Additional Breaking Changes in 4.0 The public API surface is deliberately similar to 3.x but there are a number of breaking changes that require updates to your integration code. This article lists every change that affects consumers.¶
Entry Point¶
3.x¶
[[RoadSaveSDK sharedInstance] configureWithApplicationID:@"app-id" clientUserID:@"user-123"];
[[RoadSaveSDK sharedInstance] startMonitoring];
4.0¶
let config = RoadSaveConfiguration(applicationID: "app-id", clientUserID: "user-123")
try await RoadSaveSDK.shared.configure(with: config)
try await RoadSaveSDK.shared.startMonitoring()
What changed:
- The initialiser is now async throws.
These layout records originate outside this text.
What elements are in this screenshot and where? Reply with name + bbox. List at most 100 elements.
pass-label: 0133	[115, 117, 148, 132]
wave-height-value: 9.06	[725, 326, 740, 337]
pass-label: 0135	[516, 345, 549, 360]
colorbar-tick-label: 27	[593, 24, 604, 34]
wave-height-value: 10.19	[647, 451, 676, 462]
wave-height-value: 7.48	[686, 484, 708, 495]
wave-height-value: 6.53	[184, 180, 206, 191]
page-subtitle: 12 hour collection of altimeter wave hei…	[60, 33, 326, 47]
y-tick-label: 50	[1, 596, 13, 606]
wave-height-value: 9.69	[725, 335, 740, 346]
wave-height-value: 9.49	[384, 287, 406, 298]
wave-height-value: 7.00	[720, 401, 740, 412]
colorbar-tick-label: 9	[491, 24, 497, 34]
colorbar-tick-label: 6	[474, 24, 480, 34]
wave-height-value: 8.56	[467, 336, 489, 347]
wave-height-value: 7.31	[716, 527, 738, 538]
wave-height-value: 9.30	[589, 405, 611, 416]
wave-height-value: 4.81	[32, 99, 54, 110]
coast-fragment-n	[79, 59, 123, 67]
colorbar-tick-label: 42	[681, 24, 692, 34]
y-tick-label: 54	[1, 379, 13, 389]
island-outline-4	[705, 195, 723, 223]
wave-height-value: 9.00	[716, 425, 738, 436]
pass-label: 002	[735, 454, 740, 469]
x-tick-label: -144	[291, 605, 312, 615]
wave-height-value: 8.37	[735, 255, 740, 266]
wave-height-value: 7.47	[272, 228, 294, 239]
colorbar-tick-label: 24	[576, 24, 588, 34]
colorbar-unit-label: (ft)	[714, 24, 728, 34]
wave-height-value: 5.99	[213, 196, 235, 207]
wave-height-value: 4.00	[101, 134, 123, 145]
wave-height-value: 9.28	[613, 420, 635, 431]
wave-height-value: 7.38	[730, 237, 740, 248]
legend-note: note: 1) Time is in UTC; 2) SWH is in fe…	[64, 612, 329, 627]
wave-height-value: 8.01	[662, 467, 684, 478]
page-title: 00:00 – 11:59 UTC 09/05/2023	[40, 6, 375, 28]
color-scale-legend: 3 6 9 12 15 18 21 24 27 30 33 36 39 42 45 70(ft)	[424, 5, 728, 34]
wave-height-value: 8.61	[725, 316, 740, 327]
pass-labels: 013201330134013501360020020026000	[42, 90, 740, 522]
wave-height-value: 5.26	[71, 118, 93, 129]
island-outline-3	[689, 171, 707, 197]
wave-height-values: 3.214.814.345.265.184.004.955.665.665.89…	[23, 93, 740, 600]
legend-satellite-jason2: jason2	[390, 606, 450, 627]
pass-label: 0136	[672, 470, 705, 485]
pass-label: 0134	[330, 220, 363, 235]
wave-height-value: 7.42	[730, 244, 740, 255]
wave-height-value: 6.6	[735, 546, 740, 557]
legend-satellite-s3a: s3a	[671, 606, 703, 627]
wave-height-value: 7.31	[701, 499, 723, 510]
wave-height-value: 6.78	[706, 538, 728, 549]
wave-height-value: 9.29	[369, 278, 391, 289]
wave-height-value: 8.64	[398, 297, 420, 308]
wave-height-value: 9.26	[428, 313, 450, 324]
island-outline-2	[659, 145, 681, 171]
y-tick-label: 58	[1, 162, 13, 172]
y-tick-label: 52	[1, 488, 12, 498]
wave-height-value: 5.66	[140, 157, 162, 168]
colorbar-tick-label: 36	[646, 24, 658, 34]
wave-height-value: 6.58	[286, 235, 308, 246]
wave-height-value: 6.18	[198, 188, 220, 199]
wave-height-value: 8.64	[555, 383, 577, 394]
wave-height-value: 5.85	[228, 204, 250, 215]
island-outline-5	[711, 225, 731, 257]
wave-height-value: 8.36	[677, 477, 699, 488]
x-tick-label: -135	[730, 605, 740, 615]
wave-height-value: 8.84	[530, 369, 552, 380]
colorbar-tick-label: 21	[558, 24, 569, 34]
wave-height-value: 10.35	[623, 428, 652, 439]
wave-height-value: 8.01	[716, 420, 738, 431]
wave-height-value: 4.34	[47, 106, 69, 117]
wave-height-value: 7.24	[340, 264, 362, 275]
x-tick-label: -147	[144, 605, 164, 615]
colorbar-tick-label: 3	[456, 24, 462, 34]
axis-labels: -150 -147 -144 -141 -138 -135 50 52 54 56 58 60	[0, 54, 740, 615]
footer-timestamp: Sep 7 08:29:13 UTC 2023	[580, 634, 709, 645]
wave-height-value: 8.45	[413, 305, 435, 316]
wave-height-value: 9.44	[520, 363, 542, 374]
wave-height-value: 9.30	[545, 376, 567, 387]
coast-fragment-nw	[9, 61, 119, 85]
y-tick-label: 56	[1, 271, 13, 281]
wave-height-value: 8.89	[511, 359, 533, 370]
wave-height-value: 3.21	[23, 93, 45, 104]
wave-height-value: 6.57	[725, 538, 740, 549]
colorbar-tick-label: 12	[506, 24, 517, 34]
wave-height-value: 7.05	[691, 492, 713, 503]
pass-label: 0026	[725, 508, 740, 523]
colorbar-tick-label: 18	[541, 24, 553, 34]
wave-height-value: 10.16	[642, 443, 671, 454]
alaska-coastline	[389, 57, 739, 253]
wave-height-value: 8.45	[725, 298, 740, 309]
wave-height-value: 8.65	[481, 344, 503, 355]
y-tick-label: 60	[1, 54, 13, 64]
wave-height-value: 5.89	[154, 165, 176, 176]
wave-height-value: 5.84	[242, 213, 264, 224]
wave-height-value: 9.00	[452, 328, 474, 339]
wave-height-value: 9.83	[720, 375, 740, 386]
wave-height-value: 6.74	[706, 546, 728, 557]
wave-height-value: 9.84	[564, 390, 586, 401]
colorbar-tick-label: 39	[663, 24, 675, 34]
Call it inside a Task from a synchronous context.
- Configuration is a value type (RoadSaveConfiguration) instead of individual parameters.
Delegate¶
3.x¶
- (void)crashDetected:(NSDictionary *)crashData;
- (void)tripDidStart;
- (void)tripDidEnd:(NSDictionary *)tripData;
4.0¶
public protocol RoadSaveDelegate: AnyObject {
func crashDetected(_ crashInfo: CrashInfo)
func tripDidStart(_ tripInfo: TripStartInfo)
func tripDidEnd(_ tripInfo: TripInfo)
}
What changed:
- Callbacks now receive typed Swift structs instead of NSDictionary.
- crashDetected(_:) now carries the server-evaluated CrashConfidence — it fires only after the server round-trip completes (or retries exhaust), never before. This matches the legacy 3.0.8 [id<CrashDetechDelegate> crashDetected:] timing exactly. Check crashInfo.confidence to distinguish high/medium/low/unknown outcomes. If the server returns "None", the callback is suppressed entirely.
- tripDidStart now receives TripStartInfo.
- tripDidEnd now receives TripInfo (with distance, duration, average speed).
4.0.0-beta.1 through beta.3: These pre-releases shipped a tri-state model with separate
crashConfirmedandcrashDismissedcallbacks and an immediate pre-servercrashDetected. This was reverted in4.0.0-beta.4to match the legacy contract. If you adopted the beta callbacks, consolidate to a singlecrashDetected(_:)and checkconfidencefor the outcome.
Crash Data¶
| 3.x NSDictionary key | 4.0 CrashInfo property |
|---|---|
"crashID" |
crashInfo.crashID |
"timestamp" |
crashInfo.timestamp |
"latitude", "longitude" |
crashInfo.location?.coordinate |
"confidence" |
crashInfo.confidence (typed CrashConfidence) |
Trip Data¶
| 3.x NSDictionary key | 4.0 TripInfo property |
|---|---|
"tripID" |
tripInfo.tripID |
"startDate" |
tripInfo.startDate |
"endDate" |
tripInfo.endDate |
"distanceMetres" |
tripInfo.distanceMetres |
Removed APIs¶
The following 3.x APIs have no 4.0 equivalent and have been removed:
| Removed | Reason |
|---|---|
startManualTrip |
Manual trip control is no longer exposed publicly. Set shouldAutoDetectTrips: true in RoadSaveConfiguration. |
stopManualTrip |
See startManualTrip above. |
raiseTestCrash() |
Use RoadSaveSDK/raiseTestCrash() (restored in 4.0.0-beta.2) |
CrashDetectionMode.OFF |
Use CrashDetectionMode/disabled instead |
enableLogging: |
SDK logging is controlled via OSLog subsystem co.za.roadsave.RoadSaveKit |
Changed APIs in 4.0¶
| 3.x | 4.0 | Notes |
|---|---|---|
setAutoTripDetection(Bool) |
RoadSaveSDK/setAutoTripDetection(_:) |
Now async throws; same runtime semantics |
Installation¶
The SDK is now distributed as a Swift Package. Remove your CocoaPods or manual framework integration and follow the Swift Package Manager instructions in Getting Started.
Minimum Deployment Target¶
4.0 requires iOS 17.0. Builds targeting iOS 14–16 must remain on 3.x.